INTRODUCTION.—Among the Indian tribes of the United States all personal names have a definite significance. Although there are diversities in the customs relating to names among the various tribes, yet, looking at these as a whole, personal names are observed to fall generally into two classes: First, those which refer to sacred rites; second, those which commemorate a personal achievement.

An Indian tribe is composed of a number of kinship groups or clans. To each one of these, speaking generally, belongs the hereditary duty of performing a certain rite and also the care of the sacred objects connected with that rite. Each kinship group or clan has a set of personal names, all of which refer to the rite peculiar to the clan, or to the sacred objects or to the symbols connected with the rite, and one of these names is given to each person born within the clan. Names of this class are generally retained by men and women throughout life and, to a degree, are regarded as sacred in character. These names have also a social significance, as they always indicate the birth status of the person, for the name at once shows to which clan or kinship group the bearer belongs. No one can exchange his clan or birth name, any more than he can change his sex.

The names that belong to the second class are those which are taken by an adult to mark an achievement. This must be an act in which he has shown special ability or courage in successfully defending his people from danger. Such a name, therefore, marks an epoch in a man's life and is strictly personal to the man, and, to a degree, indicative of his character or attainments. It sometimes happens, although but rarely, that a man on such an occasion may decide to take the name of a noted ancestor rather than acquire an entirely new name, but the character of the act of taking a new name is not thereby changed.

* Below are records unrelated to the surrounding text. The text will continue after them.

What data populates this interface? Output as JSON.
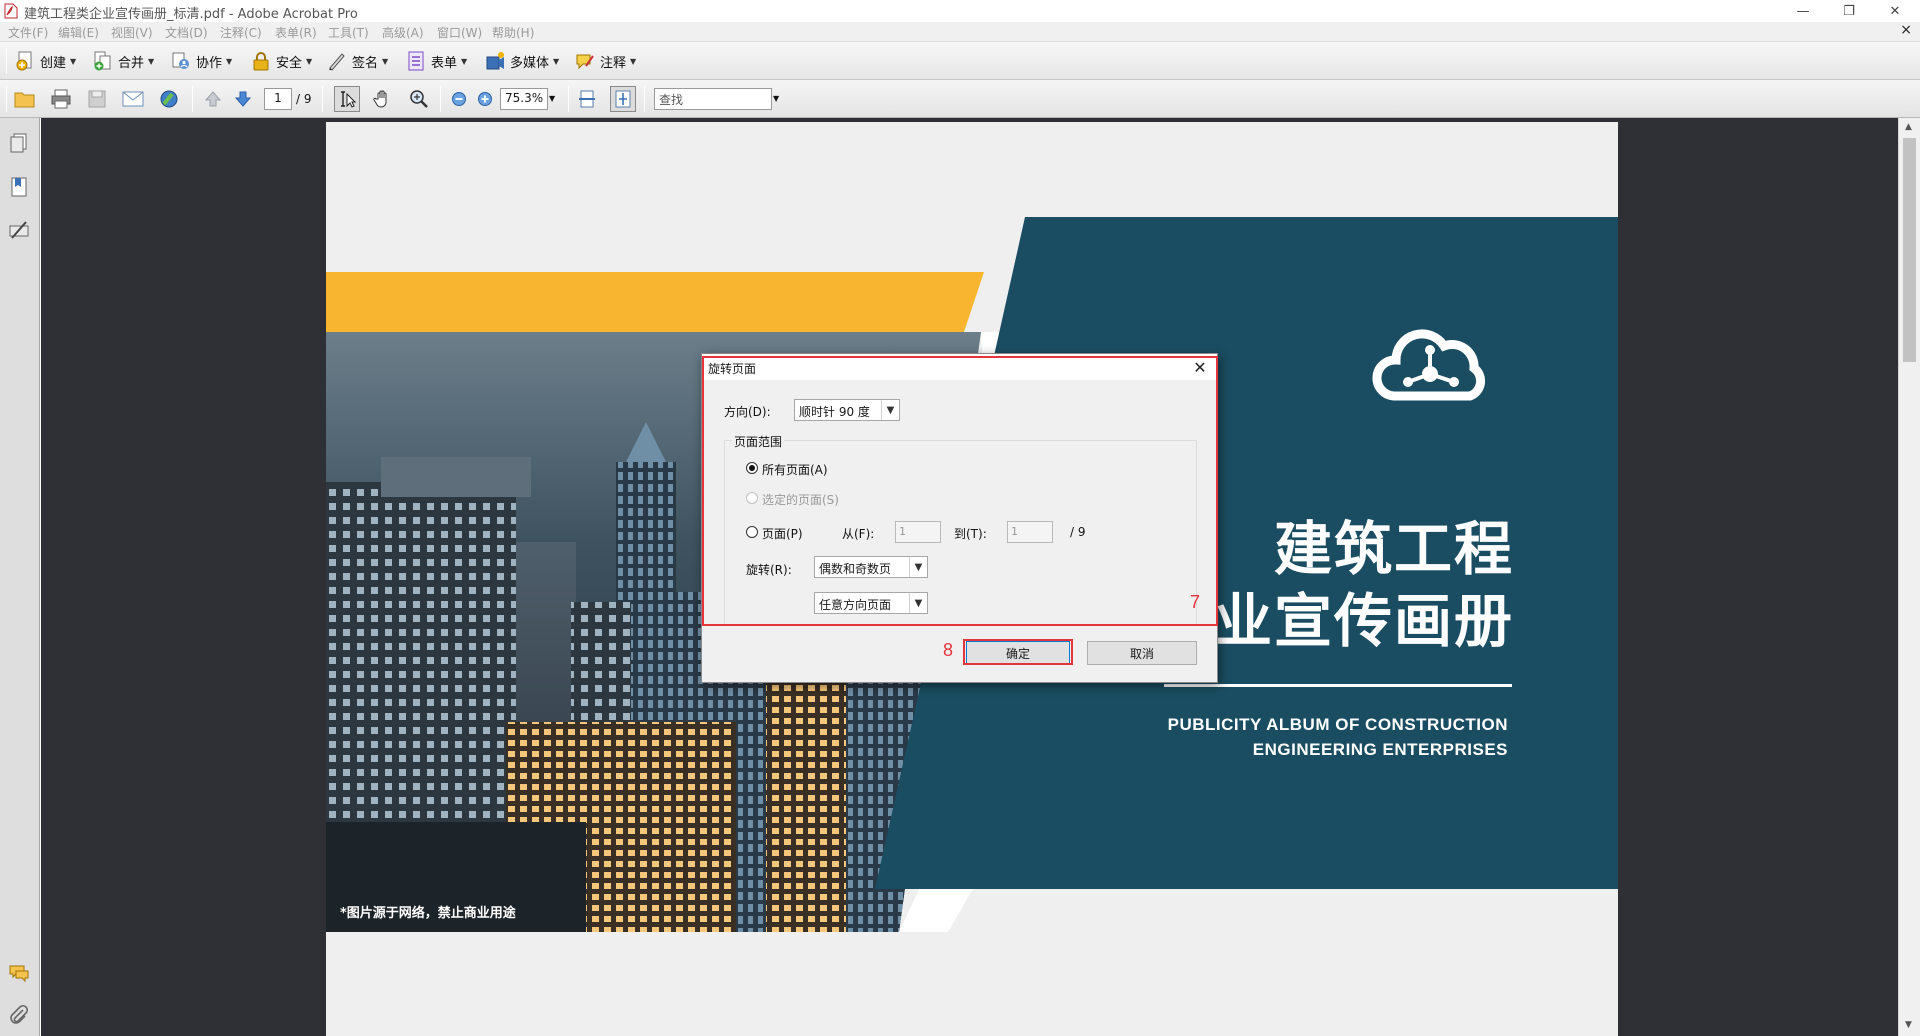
{
  "window": {
    "title": "建筑工程类企业宣传画册_标清.pdf - Adobe Acrobat Pro",
    "minimize_glyph": "—",
    "restore_glyph": "❐",
    "close_glyph": "✕"
  },
  "menu": {
    "items": [
      "文件(F)",
      "编辑(E)",
      "视图(V)",
      "文档(D)",
      "注释(C)",
      "表单(R)",
      "工具(T)",
      "高级(A)",
      "窗口(W)",
      "帮助(H)"
    ],
    "close_doc": "×"
  },
  "toolbar1": {
    "items": [
      {
        "label": "创建",
        "icon": "create-pdf-icon"
      },
      {
        "label": "合并",
        "icon": "combine-files-icon"
      },
      {
        "label": "协作",
        "icon": "collaborate-icon"
      },
      {
        "label": "安全",
        "icon": "lock-icon"
      },
      {
        "label": "签名",
        "icon": "pen-sign-icon"
      },
      {
        "label": "表单",
        "icon": "form-icon"
      },
      {
        "label": "多媒体",
        "icon": "multimedia-icon"
      },
      {
        "label": "注释",
        "icon": "comment-icon"
      }
    ]
  },
  "toolbar2": {
    "page_current": "1",
    "page_total": "/ 9",
    "zoom": "75.3%",
    "search_placeholder": "查找"
  },
  "document": {
    "title_line1": "建筑工程",
    "title_line2": "业宣传画册",
    "subtitle_line1": "PUBLICITY ALBUM OF CONSTRUCTION",
    "subtitle_line2": "ENGINEERING ENTERPRISES",
    "caption": "*图片源于网络，禁止商业用途"
  },
  "dialog": {
    "title": "旋转页面",
    "direction_label": "方向(D):",
    "direction_value": "顺时针 90 度",
    "group_label": "页面范围",
    "radio_all": "所有页面(A)",
    "radio_selected": "选定的页面(S)",
    "radio_pages": "页面(P)",
    "from_label": "从(F):",
    "from_value": "1",
    "to_label": "到(T):",
    "to_value": "1",
    "total": "/ 9",
    "rotate_label": "旋转(R):",
    "rotate_value": "偶数和奇数页",
    "orientation_value": "任意方向页面",
    "ok": "确定",
    "cancel": "取消",
    "selected_radio": "all"
  },
  "annotations": {
    "step7": "7",
    "step8": "8",
    "color": "#e5343c"
  },
  "colors": {
    "teal": "#1a4d61",
    "orange": "#f8b530",
    "viewer_bg": "#2f3035"
  }
}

These facts concerning the significance of Indian personal names throw light on the widespread custom observed among Indians of never addressing men or women by their personal names or of using those names in their presence. To do so is a breach of good manners. The personal name, as has been shown, refers either to the religious rites sacred to the bearer's clan or else to a notable act performed by the man; in both cases the name stands for something that is too closely connected with the life of the individual to make it fit for common use. The difficulty of designating a person one wishes to address is met by the use of terms of relationship. Of course, in some companies these terms would be literally true and proper, but there are terms which are used in a wider sense and which do not imply actual kinship. (The subject of Indian relationships and their terms is too complex to be entered upon here.) There are terms which are employed merely to indicate respect. For instance, "Grandfather" is used when addressing or speaking of the President of the United States; "Little Father" and "Father" when addressing or speaking of the Secretary of the Interior and the Commissioner of Indian Affairs, both of whom rank below the President, as is well known to the Indian. The use of terms of relationship may appear strange to us, but there is, as we have seen, a reason for it. This reason also explains why a child or an adult generally stands mute when we address him by his personal name or ask him what his name is; his silence is not to be attributed to "Indian stolidity," which we ignorantly regard as a marked characteristic of the race.

The bestowal of a name, whether the name is of the first or of the second class already described, was always attended with ceremonies. These differed among the many tribes of the United States, particularly in their details, but fundamentally they had much in common.